The future of solar energy looks bright, as researchers were able to develop a transparent wood that can be used in solar cells and windows.

Solar energy, with its multitude of benefits, does not come cheap. This is the reason why scientists from KTH Royal Institute of Technology are raving about their new discovery – transparent wood.

"Transparent wood is a good material for solar cells, since it's a low-cost, readily available and renewable resource," said Wallenberg Wood Center professor Lars Berglund. He added that their study, published in Biomacromolecules, has developed a way to produce the material on a mass scale.

"This becomes particularly important in covering large surfaces with solar cells," Berglund said.

The optically transparent wood is a kind of wood veneer without a lignin. A lignin is a cell wall component that when chemically removed from the wood causes the wood to appear white.

The chemical removal of lignin involves impregnating a white porous veneer substrate with a transparent polymer, prepolymerized methyl methacrylate (PMMA), to alter the wood's refractive index.

The process enabled the researchers to come up with a material that is able to achieve light transmittance of up to 85 percent.

Berglund is positive that their latest discovery would create a big impact on solar technology.
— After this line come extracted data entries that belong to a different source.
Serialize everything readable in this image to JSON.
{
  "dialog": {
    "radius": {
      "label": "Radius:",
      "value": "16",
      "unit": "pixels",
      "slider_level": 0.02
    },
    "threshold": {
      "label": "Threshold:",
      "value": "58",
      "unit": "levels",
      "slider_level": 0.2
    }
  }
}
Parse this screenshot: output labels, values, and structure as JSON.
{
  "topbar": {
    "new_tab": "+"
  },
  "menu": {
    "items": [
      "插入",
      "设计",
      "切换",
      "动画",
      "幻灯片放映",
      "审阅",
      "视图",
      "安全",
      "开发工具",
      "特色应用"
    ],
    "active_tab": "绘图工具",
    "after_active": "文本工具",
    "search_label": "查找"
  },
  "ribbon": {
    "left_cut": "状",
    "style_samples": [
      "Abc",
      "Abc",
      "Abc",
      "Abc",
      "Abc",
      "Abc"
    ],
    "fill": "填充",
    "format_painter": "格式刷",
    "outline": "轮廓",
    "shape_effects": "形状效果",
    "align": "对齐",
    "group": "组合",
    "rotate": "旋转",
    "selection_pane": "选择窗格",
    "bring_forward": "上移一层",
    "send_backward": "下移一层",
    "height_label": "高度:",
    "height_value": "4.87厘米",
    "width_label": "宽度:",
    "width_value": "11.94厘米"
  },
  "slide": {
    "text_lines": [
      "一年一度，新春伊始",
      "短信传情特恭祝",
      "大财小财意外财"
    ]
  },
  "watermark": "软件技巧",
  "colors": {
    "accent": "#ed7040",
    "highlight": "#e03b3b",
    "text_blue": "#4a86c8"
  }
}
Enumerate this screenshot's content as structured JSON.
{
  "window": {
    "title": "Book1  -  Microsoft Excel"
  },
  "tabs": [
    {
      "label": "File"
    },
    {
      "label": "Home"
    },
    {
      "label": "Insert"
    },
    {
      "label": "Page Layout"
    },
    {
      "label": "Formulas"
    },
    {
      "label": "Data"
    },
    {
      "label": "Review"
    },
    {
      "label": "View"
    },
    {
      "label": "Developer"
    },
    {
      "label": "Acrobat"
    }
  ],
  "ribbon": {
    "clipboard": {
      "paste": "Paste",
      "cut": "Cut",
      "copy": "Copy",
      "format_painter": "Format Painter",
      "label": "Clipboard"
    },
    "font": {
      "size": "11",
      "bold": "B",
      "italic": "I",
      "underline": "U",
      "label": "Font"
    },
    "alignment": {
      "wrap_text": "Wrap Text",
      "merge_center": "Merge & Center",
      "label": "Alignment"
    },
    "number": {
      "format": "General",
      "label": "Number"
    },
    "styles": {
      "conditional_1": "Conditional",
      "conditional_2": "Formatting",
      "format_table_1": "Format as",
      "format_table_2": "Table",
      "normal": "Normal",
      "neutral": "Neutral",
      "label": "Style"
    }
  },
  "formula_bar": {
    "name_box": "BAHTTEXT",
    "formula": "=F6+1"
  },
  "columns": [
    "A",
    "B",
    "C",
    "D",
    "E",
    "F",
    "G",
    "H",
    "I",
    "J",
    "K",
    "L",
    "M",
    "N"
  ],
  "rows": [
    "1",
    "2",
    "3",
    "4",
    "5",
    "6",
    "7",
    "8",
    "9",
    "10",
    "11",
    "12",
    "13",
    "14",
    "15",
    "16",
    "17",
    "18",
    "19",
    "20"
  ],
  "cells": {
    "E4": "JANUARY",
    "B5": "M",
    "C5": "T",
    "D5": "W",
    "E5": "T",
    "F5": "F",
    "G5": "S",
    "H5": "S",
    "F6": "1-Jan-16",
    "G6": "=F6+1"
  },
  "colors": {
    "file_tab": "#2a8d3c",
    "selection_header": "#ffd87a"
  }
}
He believes the material will be most suitable for creating transparent structures on a grander scale, such as solar cells and windows in buildings.

Buildings with glass windows can significantly benefit from this finding as it would give them a cheaper material to use that allows light to pass through while maintaining privacy.

Berglund also believes that wood, with its mechanical properties such as strength and low thermal conductivity, is the most bio-based material ideal for use in buildings.

The researchers are in the process of improving the transparency of the material, maximizing the process of manufacture and experimenting on different types of wood.

In 2015, researchers from University of Wisconsin-Madison developed a semiconductor made out of wood in an attempt to help curb the pressing problem of e-waste.